Here, Hamlet is worried that the ghost might be lying about Old Hamlet's death in order to lead young Hamlet astray. Hamlet wants to be sure that Claudius is guilty so he devises a plan to test the ghost's story. Sounds pretty logical—i.e. not crazy—to us. We'd want confirmation of our spirit visitations, too.

Hamlet

Quote 8

HAMLET
Now might I do it pat, now he is praying,
And now I'll do 't.       [He draws his sword.] 
                           And so he goes to heaven,
And so am I revenged.
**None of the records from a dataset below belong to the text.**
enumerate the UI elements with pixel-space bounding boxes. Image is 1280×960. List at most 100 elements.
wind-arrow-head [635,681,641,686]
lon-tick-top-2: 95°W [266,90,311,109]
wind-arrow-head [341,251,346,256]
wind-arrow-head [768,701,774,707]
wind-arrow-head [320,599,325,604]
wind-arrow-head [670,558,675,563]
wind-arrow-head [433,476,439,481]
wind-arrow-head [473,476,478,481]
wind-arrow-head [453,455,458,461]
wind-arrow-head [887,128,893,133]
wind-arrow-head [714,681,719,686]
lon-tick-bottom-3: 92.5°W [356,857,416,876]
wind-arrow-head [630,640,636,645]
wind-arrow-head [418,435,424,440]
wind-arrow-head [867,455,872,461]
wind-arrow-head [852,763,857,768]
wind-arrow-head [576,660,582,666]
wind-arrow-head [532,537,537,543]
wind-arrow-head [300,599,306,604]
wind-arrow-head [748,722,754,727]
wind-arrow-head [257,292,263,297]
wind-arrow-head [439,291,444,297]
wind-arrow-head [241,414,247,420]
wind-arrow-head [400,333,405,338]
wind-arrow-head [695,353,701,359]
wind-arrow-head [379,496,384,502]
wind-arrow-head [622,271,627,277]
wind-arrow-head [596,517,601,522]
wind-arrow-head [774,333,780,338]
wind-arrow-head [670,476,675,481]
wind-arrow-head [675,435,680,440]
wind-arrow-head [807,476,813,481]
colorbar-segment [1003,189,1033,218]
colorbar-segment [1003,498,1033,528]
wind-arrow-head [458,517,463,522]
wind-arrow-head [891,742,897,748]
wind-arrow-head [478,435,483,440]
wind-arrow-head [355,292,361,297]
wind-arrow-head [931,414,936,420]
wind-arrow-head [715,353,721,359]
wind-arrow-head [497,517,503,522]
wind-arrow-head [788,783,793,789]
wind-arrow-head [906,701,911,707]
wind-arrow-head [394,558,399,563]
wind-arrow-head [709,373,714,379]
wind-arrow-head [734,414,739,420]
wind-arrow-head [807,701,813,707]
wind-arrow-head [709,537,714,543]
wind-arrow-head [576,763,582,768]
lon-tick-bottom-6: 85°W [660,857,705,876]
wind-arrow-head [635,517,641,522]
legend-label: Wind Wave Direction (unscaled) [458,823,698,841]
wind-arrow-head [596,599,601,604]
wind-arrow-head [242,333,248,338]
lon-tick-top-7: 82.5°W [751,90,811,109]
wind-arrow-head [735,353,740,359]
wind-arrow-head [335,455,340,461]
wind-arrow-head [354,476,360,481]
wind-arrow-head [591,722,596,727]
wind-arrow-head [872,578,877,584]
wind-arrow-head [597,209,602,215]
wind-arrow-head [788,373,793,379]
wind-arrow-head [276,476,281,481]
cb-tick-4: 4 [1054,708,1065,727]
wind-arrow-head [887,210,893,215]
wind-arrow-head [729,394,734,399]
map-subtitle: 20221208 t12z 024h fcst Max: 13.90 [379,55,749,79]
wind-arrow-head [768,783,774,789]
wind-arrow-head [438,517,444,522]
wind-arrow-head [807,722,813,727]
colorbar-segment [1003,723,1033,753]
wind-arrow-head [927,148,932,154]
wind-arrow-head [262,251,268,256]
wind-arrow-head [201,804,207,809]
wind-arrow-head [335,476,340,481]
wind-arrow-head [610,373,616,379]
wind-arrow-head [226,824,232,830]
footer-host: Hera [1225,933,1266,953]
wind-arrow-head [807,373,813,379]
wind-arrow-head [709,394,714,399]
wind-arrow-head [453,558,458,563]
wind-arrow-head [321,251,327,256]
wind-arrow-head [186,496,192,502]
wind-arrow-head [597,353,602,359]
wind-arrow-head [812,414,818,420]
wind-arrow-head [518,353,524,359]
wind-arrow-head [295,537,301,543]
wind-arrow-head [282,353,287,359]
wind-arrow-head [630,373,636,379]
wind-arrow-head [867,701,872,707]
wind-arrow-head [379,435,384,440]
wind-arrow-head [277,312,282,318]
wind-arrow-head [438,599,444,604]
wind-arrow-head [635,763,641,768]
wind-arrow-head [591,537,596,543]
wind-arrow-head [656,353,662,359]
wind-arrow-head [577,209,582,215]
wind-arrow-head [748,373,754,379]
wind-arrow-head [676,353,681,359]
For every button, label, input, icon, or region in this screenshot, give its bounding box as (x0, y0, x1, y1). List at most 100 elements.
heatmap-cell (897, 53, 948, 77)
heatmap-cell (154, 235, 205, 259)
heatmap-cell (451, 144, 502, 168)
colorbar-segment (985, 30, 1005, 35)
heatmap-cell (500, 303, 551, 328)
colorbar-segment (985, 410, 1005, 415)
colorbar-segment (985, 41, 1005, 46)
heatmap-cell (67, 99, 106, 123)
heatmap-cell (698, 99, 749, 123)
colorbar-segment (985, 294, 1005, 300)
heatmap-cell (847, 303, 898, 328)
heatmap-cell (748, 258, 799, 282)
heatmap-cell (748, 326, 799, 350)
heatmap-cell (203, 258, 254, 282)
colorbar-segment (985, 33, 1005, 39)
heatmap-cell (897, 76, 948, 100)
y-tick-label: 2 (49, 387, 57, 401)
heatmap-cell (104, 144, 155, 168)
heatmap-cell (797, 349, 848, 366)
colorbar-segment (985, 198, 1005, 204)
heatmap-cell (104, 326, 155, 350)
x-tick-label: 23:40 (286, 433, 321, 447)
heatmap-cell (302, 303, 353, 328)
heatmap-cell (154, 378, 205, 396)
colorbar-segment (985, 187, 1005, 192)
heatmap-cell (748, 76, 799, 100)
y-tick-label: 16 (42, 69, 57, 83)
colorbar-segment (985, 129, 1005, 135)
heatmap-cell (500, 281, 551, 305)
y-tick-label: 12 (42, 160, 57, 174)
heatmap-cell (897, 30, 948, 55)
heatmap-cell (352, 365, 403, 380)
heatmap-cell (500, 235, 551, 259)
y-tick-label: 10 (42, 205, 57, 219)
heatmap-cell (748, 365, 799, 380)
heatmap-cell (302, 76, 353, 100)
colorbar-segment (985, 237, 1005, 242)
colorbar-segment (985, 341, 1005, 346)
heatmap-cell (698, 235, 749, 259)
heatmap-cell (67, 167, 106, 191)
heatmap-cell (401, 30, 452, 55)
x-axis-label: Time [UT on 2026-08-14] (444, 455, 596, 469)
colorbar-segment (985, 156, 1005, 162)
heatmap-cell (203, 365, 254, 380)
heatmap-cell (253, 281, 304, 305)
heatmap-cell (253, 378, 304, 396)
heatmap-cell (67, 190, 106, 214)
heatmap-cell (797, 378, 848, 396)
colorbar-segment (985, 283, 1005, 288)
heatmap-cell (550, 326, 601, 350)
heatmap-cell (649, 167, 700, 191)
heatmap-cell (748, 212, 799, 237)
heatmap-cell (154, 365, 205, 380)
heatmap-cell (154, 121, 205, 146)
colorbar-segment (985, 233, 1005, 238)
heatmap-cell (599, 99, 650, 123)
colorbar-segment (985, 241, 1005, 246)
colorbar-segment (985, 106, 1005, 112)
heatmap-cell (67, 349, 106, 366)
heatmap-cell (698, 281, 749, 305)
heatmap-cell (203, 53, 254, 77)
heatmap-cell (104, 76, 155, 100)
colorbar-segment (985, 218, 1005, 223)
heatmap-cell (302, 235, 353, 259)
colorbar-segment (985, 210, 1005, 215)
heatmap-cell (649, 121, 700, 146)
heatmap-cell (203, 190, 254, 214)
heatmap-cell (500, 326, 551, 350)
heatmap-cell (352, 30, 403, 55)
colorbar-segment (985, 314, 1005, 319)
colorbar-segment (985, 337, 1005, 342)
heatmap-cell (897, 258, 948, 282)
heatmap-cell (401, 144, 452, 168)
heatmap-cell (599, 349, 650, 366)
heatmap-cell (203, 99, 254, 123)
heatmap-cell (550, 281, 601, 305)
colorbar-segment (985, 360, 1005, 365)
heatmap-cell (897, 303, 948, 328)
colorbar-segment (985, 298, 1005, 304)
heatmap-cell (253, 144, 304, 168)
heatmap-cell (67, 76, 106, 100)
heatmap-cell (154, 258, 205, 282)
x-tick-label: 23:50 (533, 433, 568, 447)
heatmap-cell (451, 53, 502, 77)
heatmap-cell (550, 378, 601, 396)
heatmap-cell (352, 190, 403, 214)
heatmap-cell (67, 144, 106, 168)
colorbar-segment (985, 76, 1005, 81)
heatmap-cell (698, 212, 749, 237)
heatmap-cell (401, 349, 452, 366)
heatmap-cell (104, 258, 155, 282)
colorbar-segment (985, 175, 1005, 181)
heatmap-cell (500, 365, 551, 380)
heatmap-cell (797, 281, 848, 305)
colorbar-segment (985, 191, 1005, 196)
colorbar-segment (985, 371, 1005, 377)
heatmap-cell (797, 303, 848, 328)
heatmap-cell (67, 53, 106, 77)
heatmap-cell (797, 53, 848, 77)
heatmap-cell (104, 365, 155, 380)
That would be scanned:
A villain kills my father, and for that,
I, his sole son, do this same villain send
To heaven.
(3.3.77-83)

Once again, Hamlet finds a reason to not kill Claudius. His rationale? He says he doesn't want to murder him while the man is praying because he's afraid he'll send Claudius' soul straight to "heaven." Revenge, for Hamlet, isn't simply about killing Claudius —it's about making sure he suffers in Hell, just like he thinks his father is doing.

Hamlet

Quote 9

HAMLET
[…] I do not know
Why yet I live to say 'This thing's to do,'
Sith I have cause, and will and strength, and means
To do 't. Examples gross as earth exhort me:
Witness this army of such mass and charge,
Led by a delicate and tender prince,
Whose spirit with divine ambition puffed
Makes mouths at the invisible event,
Exposing what is mortal and unsure
To all that fortune, death and danger dare,
Even for an eggshell. Rightly to be great
Is not to stir without great argument,
But greatly to find quarrel in a straw
When honor's at the stake. How stand I, then,
That have a father killed, a mother stained,
Excitements of my reason and my blood,
And let all sleep, while, to my shame, I see
The imminent death of twenty thousand men
That, for a fantasy and trick of fame
Go to their graves like beds, fight for a plot
Whereon the numbers cannot try the cause,
Which is not tomb enough and continent
To hide the slain? O, from this time forth
My thoughts be bloody, or be nothing worth!
(4.4.46-69)

This is a major turning point for Hamlet. As he watches Fortinbras' army march across Denmark, he contemplates the fact that so many men will lose their lives fighting for an insignificant and tiny piece of territory, which is nothing more than an "eggshell." At the same time, Hamlet feels a sense of shame that he (a man who has a very good reason to fight), does nothing about the fact that his father has been "kill'd" and his mother has been "stain'd." It is in this very moment that Hamlet's thoughts turn bloody as he sets a direct course for revenge.